Holland Lake and the Consent of the Governed

In a nation founded on the principle that all power in governance resides in “we the people,” the “consent of the governed” should be the goal not only of those in the public policy arena, but in the government agencies charged with implementing those policies. That’s particularly important in the management of public lands and wildlife in Montana. Yet, in recent times, we have troubling examples of government agencies, both state and federal, attempting to avoid prudent public scrutiny and the consent of the governed.

The poster child for this form of governmental abuse is the recent Forest Service debacle with the Holland Lake Lodge. In a nutshell, the agency tried to slide a large proposed expansion of the historic Holland Lake Lodge by new owners under the phony cover of a “categorical exclusion” from environmental analysis as required by the National Environmental Policy Act.

Categorical exclusions were allowed for simple maintenance projects land management agencies routinely do that are not expected to have any impact on the environment. That would include such activities as painting outhouses, putting new roofs on buildings, painting lines on the parking lots, etc. The exclusion was never intended to be applied to major actions such as the significant expansion of private facilities on public lands operating under the conditions of a Special Use Permit as in the case of the Holland Lake Lodge.

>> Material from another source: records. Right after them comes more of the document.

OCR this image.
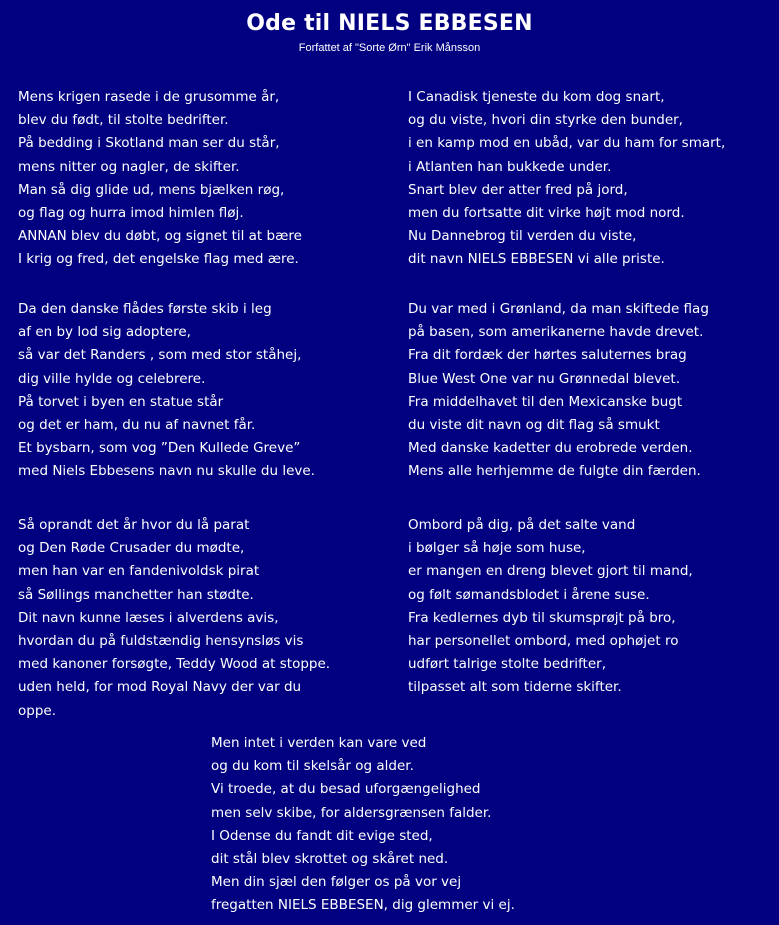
Ode til NIELS EBBESEN
Forfattet af "Sorte Ørn" Erik Månsson
Mens krigen rasede i de grusomme år,
blev du født, til stolte bedrifter.
På bedding i Skotland man ser du står,
mens nitter og nagler, de skifter.
Man så dig glide ud, mens bjælken røg,
og flag og hurra imod himlen fløj.
ANNAN blev du døbt, og signet til at bære
I krig og fred, det engelske flag med ære.
I Canadisk tjeneste du kom dog snart,
og du viste, hvori din styrke den bunder,
i en kamp mod en ubåd, var du ham for smart,
i Atlanten han bukkede under.
Snart blev der atter fred på jord,
men du fortsatte dit virke højt mod nord.
Nu Dannebrog til verden du viste,
dit navn NIELS EBBESEN vi alle priste.
Da den danske flådes første skib i leg
af en by lod sig adoptere,
så var det Randers , som med stor ståhej,
dig ville hylde og celebrere.
På torvet i byen en statue står
og det er ham, du nu af navnet får.
Et bysbarn, som vog ”Den Kullede Greve”
med Niels Ebbesens navn nu skulle du leve.
Du var med i Grønland, da man skiftede flag
på basen, som amerikanerne havde drevet.
Fra dit fordæk der hørtes saluternes brag
Blue West One var nu Grønnedal blevet.
Fra middelhavet til den Mexicanske bugt
du viste dit navn og dit flag så smukt
Med danske kadetter du erobrede verden.
Mens alle herhjemme de fulgte din færden.
Så oprandt det år hvor du lå parat
og Den Røde Crusader du mødte,
men han var en fandenivoldsk pirat
så Søllings manchetter han stødte.
Dit navn kunne læses i alverdens avis,
hvordan du på fuldstændig hensynsløs vis
med kanoner forsøgte, Teddy Wood at stoppe.
uden held, for mod Royal Navy der var du
oppe.
Ombord på dig, på det salte vand
i bølger så høje som huse,
er mangen en dreng blevet gjort til mand,
og følt sømandsblodet i årene suse.
Fra kedlernes dyb til skumsprøjt på bro,
har personellet ombord, med ophøjet ro
udført talrige stolte bedrifter,
tilpasset alt som tiderne skifter.
Men intet i verden kan vare ved
og du kom til skelsår og alder.
Vi troede, at du besad uforgængelighed
men selv skibe, for aldersgrænsen falder.
I Odense du fandt dit evige sted,
dit stål blev skrottet og skåret ned.
Men din sjæl den følger os på vor vej
fregatten NIELS EBBESEN, dig glemmer vi ej.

In fact, the Forest Service has come under significant scrutiny and potential legal liability since the Special Use Permit is required by law to be immediately canceled upon the sale or transfer of the properties for which it was issued. Despite some rather convoluted attempts to muddle the issue, the simple reality is that Holland Lake Lodge has been purchased, management has changed hands, and the Forest Service decided to ignore the law to facilitate the transfer and expansion without dealing with environmental analysis and pesky public oversight.

That didn’t exactly work out the way the Forest Service hoped. Of the whopping 6,500 comments the agency received, 99% opposed the expansion. In short, the agency attempted to sidestep consent of the governed, and the governed were not one bit happy. The entire project is now in both procedural and legal limbo, and there’s a very big and nasty stain on the Forest Service for even trying to pull a fast one on Montanans. Once the public loses trust in a government agency, it is very difficult to restore credibility.

That’s an important lesson for all land management agencies and one the state should heed. Recently, Montana’s Department of Fish, Wildlife and Parks sent out Environmental Assessments with a mere 15-day public review and comment period from the time the material was sent.

For decades, the standard timeline for public review and comment on environmental analysis required under the Montana Environmental Policy Act has been 30 days. That standard should remain in place for all the right reasons. Montanans have a great deal of “on the land” knowledge and it’s simply bad public policy to diminish their opportunity to provide input, ask questions, and support, oppose or modify public lands management actions. Yet that’s exactly what a 15-day public review and comment deadline does.

Consent of the governed is not just a feel-good phrase. It’s for real. And when federal, state or local governments propose actions on lands and waters owned by the public, “the governed” deserve a fair shake to weigh in and give or, as in the case of the Holland Lake Lodge, withhold “consent” on their lands and waters.